The second major stereotype is Southophoria. One of the best examples of this ailment is the amazing inability of self-proclaimed Leftists to comprehend that tinpot dictators such as Qaddafi, Ben Ali, and Assad were never anti-capitalist, but were brutal comprador thugs, postmodern paddyrollers who ran their countries like semi-feudal plantations for the ultimate benefit of Big Money. A more subtle and sophisticated version of this same disease is apparent in the recent work of historian Stephen F. Cohen.

Cohen was once a cogent and reasonably well-informed observer of Russian history and society. More recently, however, he has become a completely uncritical cheerleader of Putinism, the toxic and regressive ideology of ethnonationalism and Russo-imperialism which legitimates the rule of Russia's thuggish siloviki and plundering plutocrats. The latest sign of this degeneration is Cohen's truly lunatic accusation that Obama's mild sanctions on Russia (travel bans on a few high-ranking officials and small banks, nothing major) are tantamount to starting a second Cold War.

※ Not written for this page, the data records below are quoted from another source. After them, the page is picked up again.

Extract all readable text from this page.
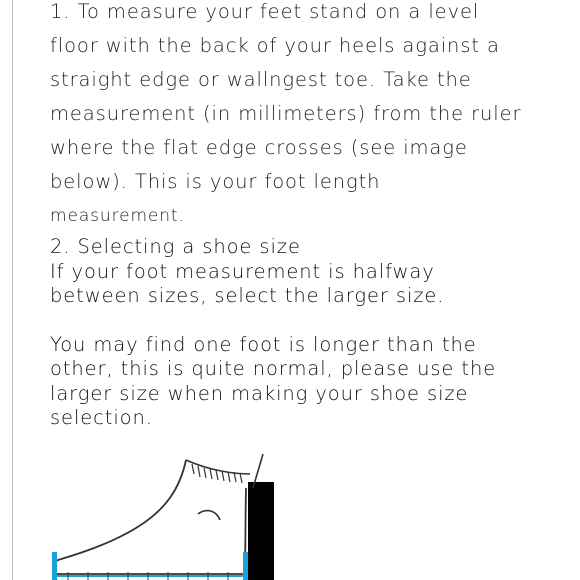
1. To measure your feet stand on a level
floor with the back of your heels against a
straight edge or wallngest toe. Take the
measurement (in millimeters) from the ruler
where the flat edge crosses (see image
below). This is your foot length
measurement.

2. Selecting a shoe size
If your foot measurement is halfway
between sizes, select the larger size.

You may find one foot is longer than the
other, this is quite normal, please use the
larger size when making your shoe size
selection.
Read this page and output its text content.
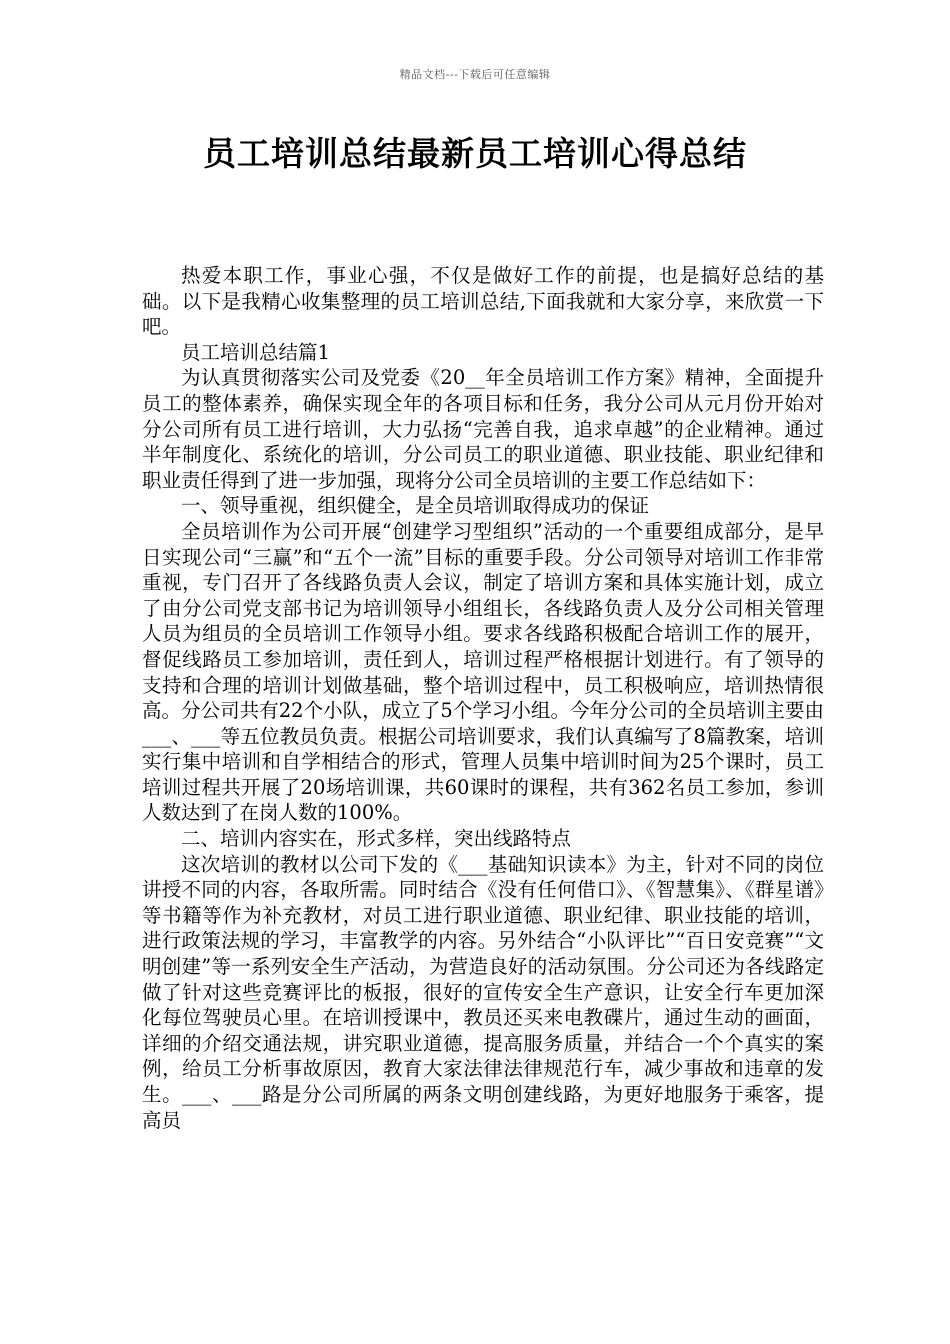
精品文档---下载后可任意编辑
员工培训总结最新员工培训心得总结

热爱本职工作，事业心强，不仅是做好工作的前提，也是搞好总结的基础。以下是我精心收集整理的员工培训总结,下面我就和大家分享，来欣赏一下吧。

员工培训总结篇1

为认真贯彻落实公司及党委《20__年全员培训工作方案》精神，全面提升员工的整体素养，确保实现全年的各项目标和任务，我分公司从元月份开始对分公司所有员工进行培训，大力弘扬“完善自我，追求卓越”的企业精神。通过半年制度化、系统化的培训，分公司员工的职业道德、职业技能、职业纪律和职业责任得到了进一步加强，现将分公司全员培训的主要工作总结如下：

一、领导重视，组织健全，是全员培训取得成功的保证

全员培训作为公司开展“创建学习型组织”活动的一个重要组成部分，是早日实现公司“三赢”和“五个一流”目标的重要手段。分公司领导对培训工作非常重视，专门召开了各线路负责人会议，制定了培训方案和具体实施计划，成立了由分公司党支部书记为培训领导小组组长，各线路负责人及分公司相关管理人员为组员的全员培训工作领导小组。要求各线路积极配合培训工作的展开，督促线路员工参加培训，责任到人，培训过程严格根据计划进行。有了领导的支持和合理的培训计划做基础，整个培训过程中，员工积极响应，培训热情很高。分公司共有22个小队，成立了5个学习小组。今年分公司的全员培训主要由___、___等五位教员负责。根据公司培训要求，我们认真编写了8篇教案，培训实行集中培训和自学相结合的形式，管理人员集中培训时间为25个课时，员工培训过程共开展了20场培训课，共60课时的课程，共有362名员工参加，参训人数达到了在岗人数的100%。

二、培训内容实在，形式多样，突出线路特点

这次培训的教材以公司下发的《___基础知识读本》为主，针对不同的岗位讲授不同的内容，各取所需。同时结合《没有任何借口》、《智慧集》、《群星谱》等书籍等作为补充教材，对员工进行职业道德、职业纪律、职业技能的培训，进行政策法规的学习，丰富教学的内容。另外结合“小队评比”“百日安竞赛”“文明创建”等一系列安全生产活动，为营造良好的活动氛围。分公司还为各线路定做了针对这些竞赛评比的板报，很好的宣传安全生产意识，让安全行车更加深化每位驾驶员心里。在培训授课中，教员还买来电教碟片，通过生动的画面，详细的介绍交通法规，讲究职业道德，提高服务质量，并结合一个个真实的案例，给员工分析事故原因，教育大家法律法律规范行车，减少事故和违章的发生。___、___路是分公司所属的两条文明创建线路，为更好地服务于乘客，提高员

Really, Cohen? Are you unaware that Russia invaded the Crimean district of Ukraine with 20,000 troops, despite there being no threat to ethnic Russians or to Russia itself? You do realize that existing national boundaries cannot simply be unilaterally revoked by armed force, without triggering the most terrible wars? Are you aware that Putinism's undemocratic, state-controlled media continues to broadcast the most outrageous lies and threats against the people of Ukraine, including sponsoring armed, violent thugs who are murdering Ukrainian citizens? Or that Putinism has criminalized Russia's internet, making dissent impossible? Or that Putin's puppet parliament authorized the use of Russian armed forces on the territory of Ukraine?

The job of historians is to weigh and evaluate objective evidence. All the objective evidence at our disposal suggests that Russian imperialism is as ugly, murderous and poisonous as any other imperialism on this planet. If Cohen has evidence to suggest otherwise, then by all means present it. Otherwise, his legitimation of the crimes of Russian imperialism is as despicable as the legitimation of the criminal US invasion of Iraq by US media pundits and Orientalist ideologues.